Der Helm simuliert die Wahrnehmung von Fledermäusen, die sich von der menschlichen dadurch unterscheidet, dass die Tiere nicht nur Schallwellen aufnehmen, sondern sie auch aktiv aussenden. Ist die Umgebung frei von Barrieren, dauert es entsprechend lang, bis der Schall zu ihnen zurückkommt. Trifft er aber auf einen Widerstand, verkürzen sich die Zeitabstände. Zudem erkennen sie an den reflektierten Ultraschallwellen, ob sich vor ihnen ein Beutetier oder ein Hindernis befindet. Sie errechnen aus den Informationen quasi ein Bild. Das alles spielt sich in Nanosekunden ab.
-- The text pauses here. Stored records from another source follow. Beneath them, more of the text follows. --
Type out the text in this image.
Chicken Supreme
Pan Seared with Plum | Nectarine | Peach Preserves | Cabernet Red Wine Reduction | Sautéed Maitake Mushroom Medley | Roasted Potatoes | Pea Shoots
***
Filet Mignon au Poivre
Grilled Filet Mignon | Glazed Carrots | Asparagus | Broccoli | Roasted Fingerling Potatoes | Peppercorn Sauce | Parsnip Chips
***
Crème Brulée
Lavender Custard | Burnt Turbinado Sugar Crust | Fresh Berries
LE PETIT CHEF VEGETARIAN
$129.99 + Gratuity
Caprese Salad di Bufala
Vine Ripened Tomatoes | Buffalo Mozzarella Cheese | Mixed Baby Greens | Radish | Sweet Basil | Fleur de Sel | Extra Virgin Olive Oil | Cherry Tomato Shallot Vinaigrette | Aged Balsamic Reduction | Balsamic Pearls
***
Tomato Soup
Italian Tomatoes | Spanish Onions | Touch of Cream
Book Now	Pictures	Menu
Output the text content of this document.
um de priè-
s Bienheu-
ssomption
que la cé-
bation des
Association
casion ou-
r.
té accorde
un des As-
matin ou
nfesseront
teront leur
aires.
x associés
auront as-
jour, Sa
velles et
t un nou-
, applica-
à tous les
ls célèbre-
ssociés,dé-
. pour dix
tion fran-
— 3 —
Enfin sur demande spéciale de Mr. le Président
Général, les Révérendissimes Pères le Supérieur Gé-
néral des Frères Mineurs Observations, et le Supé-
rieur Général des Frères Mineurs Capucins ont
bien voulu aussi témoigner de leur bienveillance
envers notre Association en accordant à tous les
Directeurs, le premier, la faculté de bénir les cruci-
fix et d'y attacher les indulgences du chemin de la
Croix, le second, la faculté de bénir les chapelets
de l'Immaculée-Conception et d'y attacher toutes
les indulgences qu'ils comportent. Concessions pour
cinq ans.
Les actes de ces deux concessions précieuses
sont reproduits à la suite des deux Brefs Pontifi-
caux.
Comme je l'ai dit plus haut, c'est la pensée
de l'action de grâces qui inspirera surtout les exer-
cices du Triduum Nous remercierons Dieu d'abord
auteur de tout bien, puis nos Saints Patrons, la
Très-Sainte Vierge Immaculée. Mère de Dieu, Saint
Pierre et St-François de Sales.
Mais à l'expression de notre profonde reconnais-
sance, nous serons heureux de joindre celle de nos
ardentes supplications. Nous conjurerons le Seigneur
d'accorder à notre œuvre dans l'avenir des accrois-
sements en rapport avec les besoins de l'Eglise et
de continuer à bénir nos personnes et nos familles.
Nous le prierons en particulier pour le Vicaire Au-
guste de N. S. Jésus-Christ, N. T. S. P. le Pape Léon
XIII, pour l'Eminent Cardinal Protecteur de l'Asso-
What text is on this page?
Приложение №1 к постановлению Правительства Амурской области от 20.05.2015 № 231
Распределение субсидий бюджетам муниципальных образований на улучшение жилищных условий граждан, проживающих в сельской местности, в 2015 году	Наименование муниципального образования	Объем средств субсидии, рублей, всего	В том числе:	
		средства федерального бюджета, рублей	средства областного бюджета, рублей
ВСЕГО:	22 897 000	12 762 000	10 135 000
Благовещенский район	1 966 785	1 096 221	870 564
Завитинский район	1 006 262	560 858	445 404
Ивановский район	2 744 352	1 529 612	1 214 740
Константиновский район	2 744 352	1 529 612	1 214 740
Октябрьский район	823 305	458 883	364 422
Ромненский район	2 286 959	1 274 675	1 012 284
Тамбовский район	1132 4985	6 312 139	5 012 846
Die Batty-Spieler haben mehr Zeit. Das fehlende Sinnesorgan ersetzen sie durch einen Schalter. Wird er gedrückt, sendet der Helm Schallwellen aus, die schnell oder langsam zurück-kommen. Der elfjährige Ben darf den Helm als Erster aufsetzen und den Spielparcours durchlaufen. Als er sich Kopfbedeckung und Augenbinde abnimmt, wird er von seinen Mitschülern mit Fragen bestürmt. Ben erklärt: „Wenn man den Schalter drückt, und ein Hindernis ist in der Nähe, machte es ganz schnell klackklackklack. Ist alles frei, hört man ein langes Klaaaack.“
Für die technischen Details interessiert er sich nicht so sehr. Viel interessanter findet er die Geschichte, die der Simulation erst den spielerischen Rahmen gibt. Der Spieler ist Fledermauskind „Batty“, das von seinem Opa zur ersten Flugstunde geschickt wird. Im Wald soll es Fliegen fangen und sich dabei vor den Baumstämmen in Acht nehmen. Im Sumpf trifft Batty auf einen Frosch und auf eine andere kleine Fledermaus, die ihre Hilfe braucht. An dieser Stelle komme der Spieler in einen Konflikt.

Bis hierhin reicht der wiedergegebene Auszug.